Por José María Avilés
Película pilar de la obra de Ingmar Bergman, Un verano con Monika construye rostros y puentes.
Todo empieza y termina en el bar. Pero no se trata de una película de borrachos. En este caso, ellos son simples testigos resignados y en última instancia viejos sabios de un drama sin solución. Se trata de la desilusión de la idea romántica de la convivencia pacífica del hombre y la naturaleza y del hombre con el hombre. De la imposibilidad de un afuera de la vida en sociedad.
Es el bar el encuentro amoroso y es el bar de la desdicha del hombre. Harry (Lars Ekborg), el protagonista de la película conoce a Monika (Harriet Andersson) en un bar de la zona portuaria de Estocolmo. Con el tiempo se enamoran; la timidez y la ingenuidad infantil de Harry parece combinarse perfectamente con la belleza palpitante y la audacia de Monika. Juntos forman la pareja perfecta: él le recuerda a un hombre salido de las películas y ella es todo lo que un chico de veinte puede desear.
Tras una pelea con su padre alcohólico, Monika decide escapar de su casa –hogar disfuncional por excelencia– busca refugio en Harry. Lo único que él puede ofrecer es un lugar donde pasar la noche en el bote de su padre, que más tarde les servirá de vehículo para dejar todo atrás, sus trabajos, familias y estudios, y huir de la ciudad en busca de un lugar idílico para el desarrollo de su amor. Como es predecible esto no funciona. En primer lugar por que la naturaleza –huyen hacía un lugar alejado de la ciudad– no quiere saber nada de nosotros. Es una amenaza, es violenta y enigmática: peligrosa. En segundo lugar debido a las sucesivas agresiones de otros seres humanos, seres desdichados y resentidos que no toleran la felicidad del otro. Las adversidades terminan frustrando su sueño romántico y deciden regresar a la ciudad, pero la llegada de un hijo y las responsabilidades que esto conlleva complican aún más las cosas. Esta situación apremiante termina por diluir cualquier esperanza del retorno de la pasión.

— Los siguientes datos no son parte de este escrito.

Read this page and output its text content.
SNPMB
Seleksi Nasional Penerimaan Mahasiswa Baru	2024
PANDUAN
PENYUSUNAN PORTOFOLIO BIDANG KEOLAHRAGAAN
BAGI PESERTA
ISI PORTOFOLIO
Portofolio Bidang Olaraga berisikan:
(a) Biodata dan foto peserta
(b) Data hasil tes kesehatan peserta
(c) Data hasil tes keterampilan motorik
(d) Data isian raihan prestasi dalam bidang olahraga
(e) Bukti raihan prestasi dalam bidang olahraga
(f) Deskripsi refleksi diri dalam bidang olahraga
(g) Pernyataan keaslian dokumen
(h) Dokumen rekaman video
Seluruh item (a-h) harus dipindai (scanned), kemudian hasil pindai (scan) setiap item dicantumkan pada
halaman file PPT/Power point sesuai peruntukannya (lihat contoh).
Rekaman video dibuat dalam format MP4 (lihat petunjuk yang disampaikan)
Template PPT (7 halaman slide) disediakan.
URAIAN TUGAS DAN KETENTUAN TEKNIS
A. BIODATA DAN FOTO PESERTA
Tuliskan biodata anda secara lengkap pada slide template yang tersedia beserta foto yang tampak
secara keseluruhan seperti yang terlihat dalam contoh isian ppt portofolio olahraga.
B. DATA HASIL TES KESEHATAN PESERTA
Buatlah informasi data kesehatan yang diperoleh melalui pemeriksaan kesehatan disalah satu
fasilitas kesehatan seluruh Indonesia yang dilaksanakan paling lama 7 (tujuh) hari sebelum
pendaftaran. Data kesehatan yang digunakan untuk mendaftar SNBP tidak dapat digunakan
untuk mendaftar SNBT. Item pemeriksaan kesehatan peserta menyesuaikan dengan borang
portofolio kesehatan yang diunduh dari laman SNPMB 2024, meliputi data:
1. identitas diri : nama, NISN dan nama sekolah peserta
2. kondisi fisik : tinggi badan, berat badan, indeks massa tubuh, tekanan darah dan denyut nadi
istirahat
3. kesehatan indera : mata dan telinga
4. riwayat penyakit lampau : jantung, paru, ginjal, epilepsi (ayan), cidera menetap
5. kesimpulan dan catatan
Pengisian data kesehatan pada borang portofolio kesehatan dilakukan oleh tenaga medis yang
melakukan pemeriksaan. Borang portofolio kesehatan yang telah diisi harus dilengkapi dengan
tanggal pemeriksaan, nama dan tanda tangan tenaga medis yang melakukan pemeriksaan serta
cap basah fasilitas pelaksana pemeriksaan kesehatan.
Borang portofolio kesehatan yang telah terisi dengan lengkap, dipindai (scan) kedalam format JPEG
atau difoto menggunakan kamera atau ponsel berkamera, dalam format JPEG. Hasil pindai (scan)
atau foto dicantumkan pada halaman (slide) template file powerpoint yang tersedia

El verano termina, este pequeño lapso idílico más tarde solo será un recuerdo ilusorio al interior de un espejo. La sensualidad de los cuerpos de ambos se transforma en un lucha por la posesión del otro, la traición y los celos reemplazan al deseo y a la pasión amorosa. La tragedia cobra la dimensión de la desdicha en la que se sumergen sus protagonistas. Hemos asistido al ocaso de la idealización de la juventud, del deseo, del amor y de la naturaleza.
La entrada y la salida de la ciudad está marcada por los puentes que tienen que atravesar en su recorrido por el río, graduaciones de la vida social y a la vez precarios y falsos nexos entre un afuera y un adentro. Fragilidad que también se plasma en la figura del espejo, lugar donde empieza y termina la representación de la tragedia del hombre en su búsqueda de la libertad.
La película está filmada con la sutileza propia de la mirada de Bergman. Un agudo trabajo sobre el detalle, sobre el gesto mínimo que modifica todo, un excelente trabajo con los actores, una obsesión por filmar la mirada y el rostro, obsesión que con Persona (1966) confirmará a Bergman como el cineasta del rostro. El exquisito trabajo de la imagen, un blanco y negro cargado de matices, la justeza de los planos en su composición, su duración y su distancia hacen de Bergman uno de los más grandes del cine y de esta película un pilar de su obra.